“Há um défice de leitura em Portugal”, diz José Pacheco Pereira, que fala com a propriedade de quem tem “cinco quilómetros de estante” e herdou do pai, avô e bisavô uma vasta biblioteca à qual deu continuidade.

Na edição desta semana do programa “Ensaio Geral”, à margem do LeV – o Festival Literatura em Viagem, em Matosinhos, o historiador e ensaísta confessa que “não é comum uma biblioteca de família durar tanto tempo”.

Embora não se assuma como um “bibliófilo”, como os seus antecessores, Pacheco Pereira considera que há hoje “dois problemas com a leitura”. Na identificação desses factores de défice de leitura, o escritor diz que “um deles é português e tem a ver com muitos indicadores culturais em que temos um atraso significativo em relação a outros povos da Europa e tem a ver com tradições culturais”.

Depois, acrescenta, há hoje “um problema novo que é a mudança de hábitos e comportamentos e que tem a ver, nos mais novos, com uma educação que é feita em grande parte por imagens em movimento e pela interacção com essas imagens”.

Pacheco Pereira vai mais longe e diz que, actualmente, “as pessoas não são formadas para terem um tempo lento. E o tempo da leitura é um tempo lento e silencioso. O mundo de hoje está feito para não ser silencioso e ter um tempo lento e isso é uma ameaça para a leitura.”

Num programa gravado na Biblioteca Florbela Espanca, o ex-eurodeputado identificou “uma crise que não é apenas do livro”, mas “em muitos aspectos também do pensamento racional. E conclui: “Saber pensar de forma lógica e racional faz muita falta na sociedade contemporânea e isso a leitura dá”.

Pacheco Pereira lembra que “há diferentes tipos de ameaça ao papel central da leitura e isso é preocupante, porque quem não lê, não domina o mundo e isso é um atavismo.

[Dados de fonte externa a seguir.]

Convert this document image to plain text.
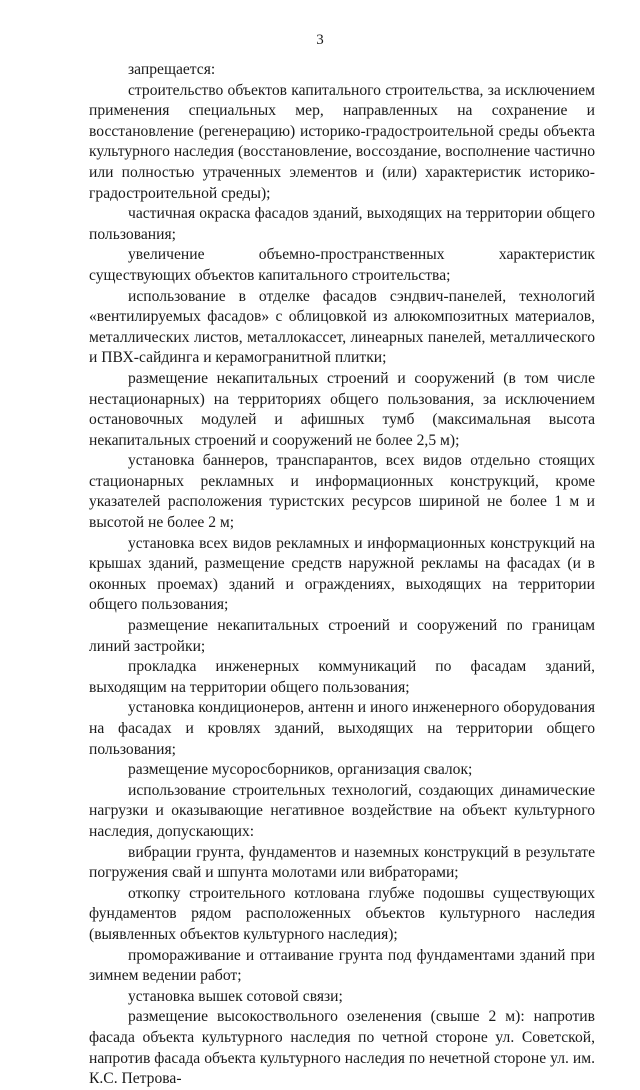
3

запрещается:

строительство объектов капитального строительства, за исключением применения специальных мер, направленных на сохранение и восстановление (регенерацию) историко-градостроительной среды объекта культурного наследия (восстановление, воссоздание, восполнение частично или полностью утраченных элементов и (или) характеристик историко-градостроительной среды);

частичная окраска фасадов зданий, выходящих на территории общего пользования;

увеличение объемно-пространственных характеристик существующих объектов капитального строительства;

использование в отделке фасадов сэндвич-панелей, технологий «вентилируемых фасадов» с облицовкой из алюкомпозитных материалов, металлических листов, металлокассет, линеарных панелей, металлического и ПВХ-сайдинга и керамогранитной плитки;

размещение некапитальных строений и сооружений (в том числе нестационарных) на территориях общего пользования, за исключением остановочных модулей и афишных тумб (максимальная высота некапитальных строений и сооружений не более 2,5 м);

установка баннеров, транспарантов, всех видов отдельно стоящих стационарных рекламных и информационных конструкций, кроме указателей расположения туристских ресурсов шириной не более 1 м и высотой не более 2 м;

установка всех видов рекламных и информационных конструкций на крышах зданий, размещение средств наружной рекламы на фасадах (и в оконных проемах) зданий и ограждениях, выходящих на территории общего пользования;

размещение некапитальных строений и сооружений по границам линий застройки;

прокладка инженерных коммуникаций по фасадам зданий, выходящим на территории общего пользования;

установка кондиционеров, антенн и иного инженерного оборудования на фасадах и кровлях зданий, выходящих на территории общего пользования;

размещение мусоросборников, организация свалок;

использование строительных технологий, создающих динамические нагрузки и оказывающие негативное воздействие на объект культурного наследия, допускающих:

вибрации грунта, фундаментов и наземных конструкций в результате погружения свай и шпунта молотами или вибраторами;

откопку строительного котлована глубже подошвы существующих фундаментов рядом расположенных объектов культурного наследия (выявленных объектов культурного наследия);

промораживание и оттаивание грунта под фундаментами зданий при зимнем ведении работ;

установка вышек сотовой связи;

размещение высокоствольного озеленения (свыше 2 м): напротив фасада объекта культурного наследия по четной стороне ул. Советской, напротив фасада объекта культурного наследия по нечетной стороне ул. им. К.С. Петрова-
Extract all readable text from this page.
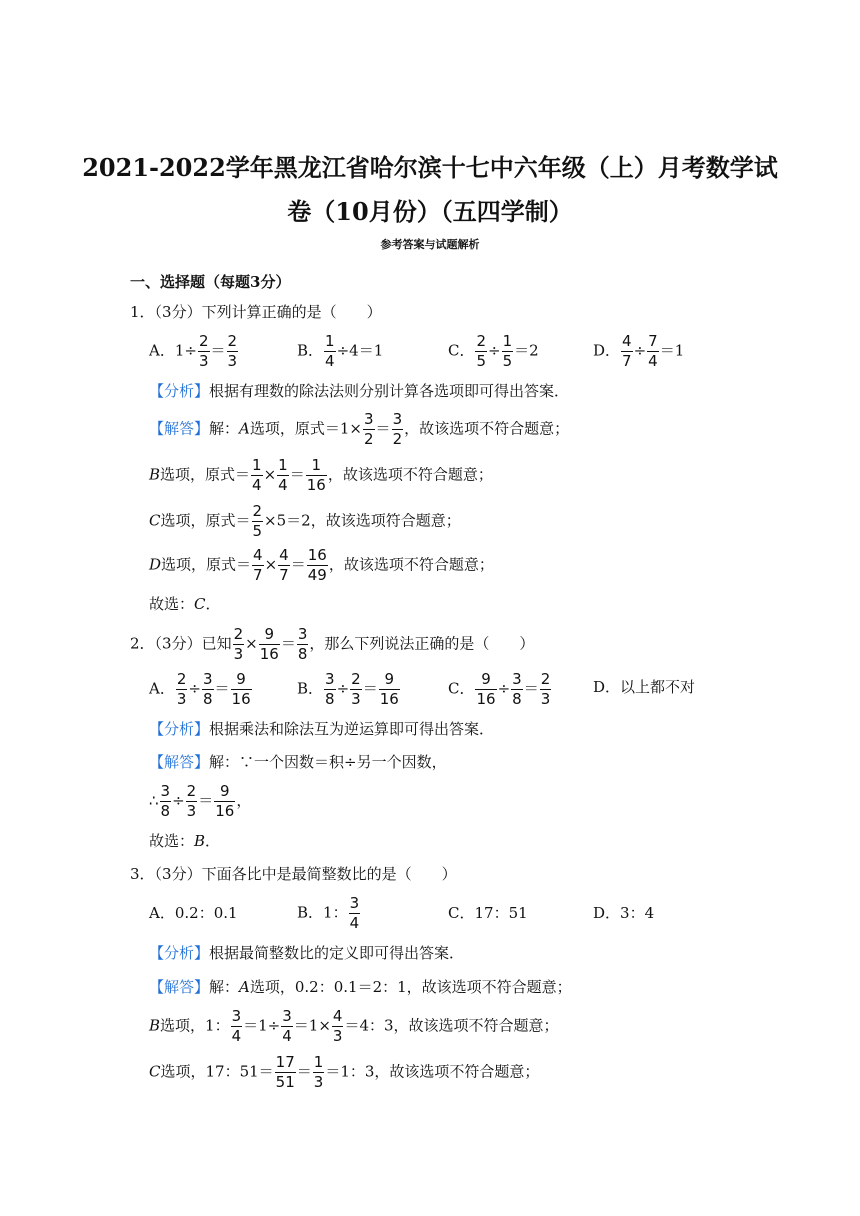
2021-2022学年黑龙江省哈尔滨十七中六年级（上）月考数学试
卷（10月份）（五四学制）
参考答案与试题解析
一、选择题（每题3分）
1．（3分）下列计算正确的是（　　）
A．$1\div \frac{2}{3} = \frac{2}{3}$	B． $\frac{1}{4} \div 4=1$	C． $\frac{2}{5} \div \frac{1}{5} =2$	D． $\frac{4}{7} \div \frac{7}{4} =1$
【分析】根据有理数的除法法则分别计算各选项即可得出答案．
【解答】解：A选项，原式$=1\times \frac{3}{2} = \frac{3}{2}$ ，故该选项不符合题意；
B选项，原式＝ $\frac{1}{4} \times \frac{1}{4} = \frac{1}{16}$ ，故该选项不符合题意；
C选项，原式＝ $\frac{2}{5} \times 5=2$，故该选项符合题意；
D选项，原式＝ $\frac{4}{7} \times \frac{4}{7} = \frac{16}{49}$ ，故该选项不符合题意；
故选：C．
2．（3分）已知 $\frac{2}{3} \times \frac{9}{16} = \frac{3}{8}$ ，那么下列说法正确的是（　　）
A． $\frac{2}{3} \div \frac{3}{8} = \frac{9}{16}$	B． $\frac{3}{8} \div \frac{2}{3} = \frac{9}{16}$	C． $\frac{9}{16} \div \frac{3}{8} = \frac{2}{3}$	D．以上都不对
【分析】根据乘法和除法互为逆运算即可得出答案．
【解答】解：∵一个因数＝积÷另一个因数，
∴ $\frac{3}{8} \div \frac{2}{3} = \frac{9}{16}$ ，
故选：B．
3．（3分）下面各比中是最简整数比的是（　　）
A．0.2：0.1	B．1： $\frac{3}{4}$	C．17：51	D．3：4
【分析】根据最简整数比的定义即可得出答案．
【解答】解：A选项，0.2：0.1＝2：1，故该选项不符合题意；
B选项，1： $\frac{3}{4} =1\div \frac{3}{4} =1\times \frac{4}{3} =4$：3，故该选项不符合题意；
C选项，17：$51= \frac{17}{51} = \frac{1}{3} =1$：3，故该选项不符合题意；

Isso está também associado ao empobrecimento da linguagem e ao número de palavras em circulação.”

Presente no “Ensaio Geral” esteve também Fernando Rocha, vereador da cultura da Câmara de Matosinhos, que destacou a acção do Plano Municipal de Leitura que tem levado à cidade vários escritores. “Não temos aferido, mas achamos que há mais pessoas a ler”, afirma o vereador, que lembra que agora “os professores já preparam os alunos, os alunos têm de ler” e isso, diz Fernando Rocha, é o que pretendem com o plano.

Questionado sobre a influência da Língua Portuguesa, José Pacheco Pereira considera que “nós temos uma das grandes línguas de cultura do mundo” e, mais do que o valor económico do Português, interessa o significado cultural da língua.

Homem do Porto, Pacheco Pereira chegou a Matosinhos carregado com um saco de livros. “Comprei mais do que deveria ter comprado”, confessa, porque “não se compram quilos de livros quando se vai fazer uma viagem”.

Mas o historiador dono de uma biblioteca que tem mais de 200 mil títulos corre o risco de regressar a Lisboa com mais livros. “Vou ter a oferta de um pequeno arquivo”, diz o historiador, que vai ter de “comprar uma mala dos chineses” como “recorrentemente” faz “sempre à última da hora apesar de já trazer sacos para esses imponderáveis”.

Sobre a dinâmica cultural de Matosinhos, o vereador Fernando Rocha afirma que a cidade tem “uma necessidade de se afirmar” por estar ao lado do Porto. Embora não possa “competir directamente”, Matosinhos tem de “assumir a diferença e ser uma extensão e alternativa”.

Ainda antes do Verão está planeada a abertura da Casa do Design e do Museu da Arquitectura, até ao final do ano, indica Fernando Rocha o vereador que é o motor do LeV – o Festival Literatura em Viagem que vai na sua 10.ª edição e que até domingo leva a Matosinhos escritores como Claudio Magris, Howard Jacobson, Andrés Barba, Teolinda Gersão, Patrícia Reis, Alberto S. Santos, João Ricardo Pedro ou Clara Ferreira Alves.